Aidan reflects much of the vigour of the twins' generation, say those who know him. His Estuary English accent, a direct copy of his father's, disconcerts business associates more used to polished Oxbridge vowels. "People make assumptions about him because of the way he speaks," says a former employee. "But he's not at all a wide-boy. He's much more conservative and cautious than that implies. His accent makes him very hard to read and I think he likes that."
Gradually his father passed on responsibility, first for property owned by the Barclays' Ellerman Investments vehicle, which Aidan now fronts, and latterly for the Scottish newspaper holdings based in Edinburgh. He rarely interests himself in editorial content, preferring the financial and strategic elements of the business. He never sees any of his Scottish papers before they hit the streets. Edinburgh, indeed, is said to interest him more as a commercial city than as Scotland's cultural or political base. "He wasn't remotely interested in Scottish politics," says the former editor of The Scotsman, Tim Luckhurst. "I remember standing with him at the window and looking out over Prince's Street. He pointed at a shop and said: how much do you think that one's worth? He was very excited by Edinburgh's rocketing property market; by the way it was competing in terms of price rises with a city like New York... "
Yet Barclay has also inherited a compassionate, patrician streak from his father. When the baby son of a former senior employee, Frank Kane, became seriously ill with meningitis, the Barclay brothers were hugely supportive and have since generously helped provide for the boy's very costly treatment.
Similarly, Aidan Barclay phoned Luckhurst at home on the day he was sacked from The Scotsman by Andrew Neil. "He asked me if I was all right, and if I'd been looked after properly.

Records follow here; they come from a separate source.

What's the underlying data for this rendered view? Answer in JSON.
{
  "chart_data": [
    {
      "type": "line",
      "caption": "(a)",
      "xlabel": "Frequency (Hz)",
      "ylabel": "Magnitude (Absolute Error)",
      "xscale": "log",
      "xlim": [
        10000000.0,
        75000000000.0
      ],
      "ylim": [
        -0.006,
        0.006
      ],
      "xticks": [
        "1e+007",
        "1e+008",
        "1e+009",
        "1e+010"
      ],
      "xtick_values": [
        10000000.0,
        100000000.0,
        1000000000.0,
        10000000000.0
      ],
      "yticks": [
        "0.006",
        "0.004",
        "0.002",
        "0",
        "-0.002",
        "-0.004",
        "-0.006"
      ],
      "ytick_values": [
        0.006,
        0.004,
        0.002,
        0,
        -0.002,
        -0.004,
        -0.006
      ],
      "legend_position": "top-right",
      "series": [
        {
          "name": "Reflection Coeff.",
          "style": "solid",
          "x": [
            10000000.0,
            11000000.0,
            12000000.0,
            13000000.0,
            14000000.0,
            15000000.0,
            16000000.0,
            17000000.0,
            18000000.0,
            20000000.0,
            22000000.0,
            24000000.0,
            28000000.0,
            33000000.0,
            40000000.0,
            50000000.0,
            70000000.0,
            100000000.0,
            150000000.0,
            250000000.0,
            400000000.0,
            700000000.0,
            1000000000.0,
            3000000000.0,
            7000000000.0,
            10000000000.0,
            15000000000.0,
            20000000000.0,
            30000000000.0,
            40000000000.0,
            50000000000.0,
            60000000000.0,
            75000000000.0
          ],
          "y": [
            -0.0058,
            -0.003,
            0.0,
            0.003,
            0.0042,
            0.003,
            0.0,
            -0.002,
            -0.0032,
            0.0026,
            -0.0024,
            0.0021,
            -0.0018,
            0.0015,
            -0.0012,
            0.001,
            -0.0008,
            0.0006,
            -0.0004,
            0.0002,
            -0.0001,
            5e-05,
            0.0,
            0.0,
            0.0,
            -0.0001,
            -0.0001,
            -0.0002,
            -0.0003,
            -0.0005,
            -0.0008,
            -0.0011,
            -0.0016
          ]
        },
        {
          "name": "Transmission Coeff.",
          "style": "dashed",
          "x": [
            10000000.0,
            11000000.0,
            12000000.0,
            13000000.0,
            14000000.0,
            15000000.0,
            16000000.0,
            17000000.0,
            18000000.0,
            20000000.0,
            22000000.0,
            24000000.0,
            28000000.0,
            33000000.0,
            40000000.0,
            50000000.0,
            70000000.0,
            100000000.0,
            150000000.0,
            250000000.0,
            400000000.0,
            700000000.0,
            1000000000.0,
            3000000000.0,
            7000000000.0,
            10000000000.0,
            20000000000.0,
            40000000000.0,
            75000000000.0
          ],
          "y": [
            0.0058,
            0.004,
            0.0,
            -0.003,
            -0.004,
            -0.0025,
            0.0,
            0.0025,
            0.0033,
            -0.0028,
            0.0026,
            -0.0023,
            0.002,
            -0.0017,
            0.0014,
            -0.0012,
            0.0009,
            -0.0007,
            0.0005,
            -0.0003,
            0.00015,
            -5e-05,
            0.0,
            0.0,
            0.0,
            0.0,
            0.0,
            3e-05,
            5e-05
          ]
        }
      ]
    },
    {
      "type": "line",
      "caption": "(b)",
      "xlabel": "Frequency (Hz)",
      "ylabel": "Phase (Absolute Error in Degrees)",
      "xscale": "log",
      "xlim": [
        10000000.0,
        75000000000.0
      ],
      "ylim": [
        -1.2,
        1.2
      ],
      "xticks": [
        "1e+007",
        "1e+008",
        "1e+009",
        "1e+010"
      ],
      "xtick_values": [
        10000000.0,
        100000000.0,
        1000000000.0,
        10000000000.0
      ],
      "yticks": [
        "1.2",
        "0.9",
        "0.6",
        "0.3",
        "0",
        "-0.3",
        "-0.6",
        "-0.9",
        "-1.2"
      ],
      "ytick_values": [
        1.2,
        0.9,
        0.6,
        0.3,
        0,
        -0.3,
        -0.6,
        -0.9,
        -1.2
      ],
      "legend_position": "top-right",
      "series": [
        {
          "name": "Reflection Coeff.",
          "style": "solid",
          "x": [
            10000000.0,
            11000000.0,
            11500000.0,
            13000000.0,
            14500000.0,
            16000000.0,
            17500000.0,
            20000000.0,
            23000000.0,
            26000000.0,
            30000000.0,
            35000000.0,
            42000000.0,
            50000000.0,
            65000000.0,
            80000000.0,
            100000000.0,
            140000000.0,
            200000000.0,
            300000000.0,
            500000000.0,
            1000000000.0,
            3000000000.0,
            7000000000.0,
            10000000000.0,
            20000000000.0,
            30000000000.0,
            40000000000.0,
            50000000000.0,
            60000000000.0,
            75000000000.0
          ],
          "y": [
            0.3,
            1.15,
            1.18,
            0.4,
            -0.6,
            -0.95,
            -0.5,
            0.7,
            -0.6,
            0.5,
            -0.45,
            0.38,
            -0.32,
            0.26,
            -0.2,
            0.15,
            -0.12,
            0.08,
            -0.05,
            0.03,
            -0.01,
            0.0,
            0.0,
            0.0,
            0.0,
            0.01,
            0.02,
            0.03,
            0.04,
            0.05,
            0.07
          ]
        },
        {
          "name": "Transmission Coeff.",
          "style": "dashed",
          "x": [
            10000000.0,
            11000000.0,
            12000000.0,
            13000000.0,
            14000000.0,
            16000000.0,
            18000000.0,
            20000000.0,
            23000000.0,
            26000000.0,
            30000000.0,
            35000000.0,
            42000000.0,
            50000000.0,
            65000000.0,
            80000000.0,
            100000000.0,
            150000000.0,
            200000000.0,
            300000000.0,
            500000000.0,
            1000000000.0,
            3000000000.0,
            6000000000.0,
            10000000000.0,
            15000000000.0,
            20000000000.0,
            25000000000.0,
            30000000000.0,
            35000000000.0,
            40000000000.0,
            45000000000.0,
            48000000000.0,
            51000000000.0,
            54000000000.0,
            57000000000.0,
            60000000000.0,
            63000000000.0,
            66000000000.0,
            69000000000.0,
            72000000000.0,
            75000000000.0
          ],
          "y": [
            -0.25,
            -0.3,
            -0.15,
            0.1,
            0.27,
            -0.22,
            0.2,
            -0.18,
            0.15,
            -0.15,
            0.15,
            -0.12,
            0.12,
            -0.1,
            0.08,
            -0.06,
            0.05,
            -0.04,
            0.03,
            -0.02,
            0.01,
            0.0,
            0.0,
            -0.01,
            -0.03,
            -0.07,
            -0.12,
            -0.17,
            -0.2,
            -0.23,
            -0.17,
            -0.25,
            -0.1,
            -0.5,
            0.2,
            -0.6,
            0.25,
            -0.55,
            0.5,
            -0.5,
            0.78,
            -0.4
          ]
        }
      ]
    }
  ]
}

He thanked me for everything I'd done, and also asked me if there was anything I wanted to tell him... It showed a duty of care which was quite impressive."
Barclay's relationship with Andrew Neil has been the source of much speculation over recent months. Neil says that Aidan rang him on the day the brothers clinched the titles. "He phoned me to celebrate. I congratulated him and he said, 'How did you know?' I told him I had my contacts too... He is a very astute businessman. The Barclays are not in this for short-term profit-making but for long-term asset building."
Others believe Aidan Barclay will want a significant increase in profitability to justify the whopping price the Barclays have paid for the Telegraph stable. He knows, though, that he is no expert in journalism. The brothers share a raft of views with the Telegraph's core readership, and enjoy a close friendship with Baroness Thatcher. Sir David also likes to quote lines from the Guardian newspaper at his various editors. They are known to favour the principle of freedom of information - a little surprisingly, perhaps, given their own public reticence (which they are forever denying) - and to support traditional "family values".
Famously, the twins live in a castle on their own island, Brecquou, close to Sark in the Channel. Aidan and his wife Ferzana, the daughter of one of the richest men in India, split their time between the island and west London. Ferzana is occasionally seen on London's sociable arts fund-raising circuit and is said to be friendly with Rosa Monckton, wife of Sunday Telegraph editor Dominic Lawson. It is surely no accident that Lawson is confidently tipped for advancement.
"Over the years the Barclays have been very good at taking over businesses that need some attention and then shining them up," says Charles Garside warmly. It is a process that has not brought conspicuous success to the newspapers they've bought in the past. No wonder Fleet Street is watching them so eagerly.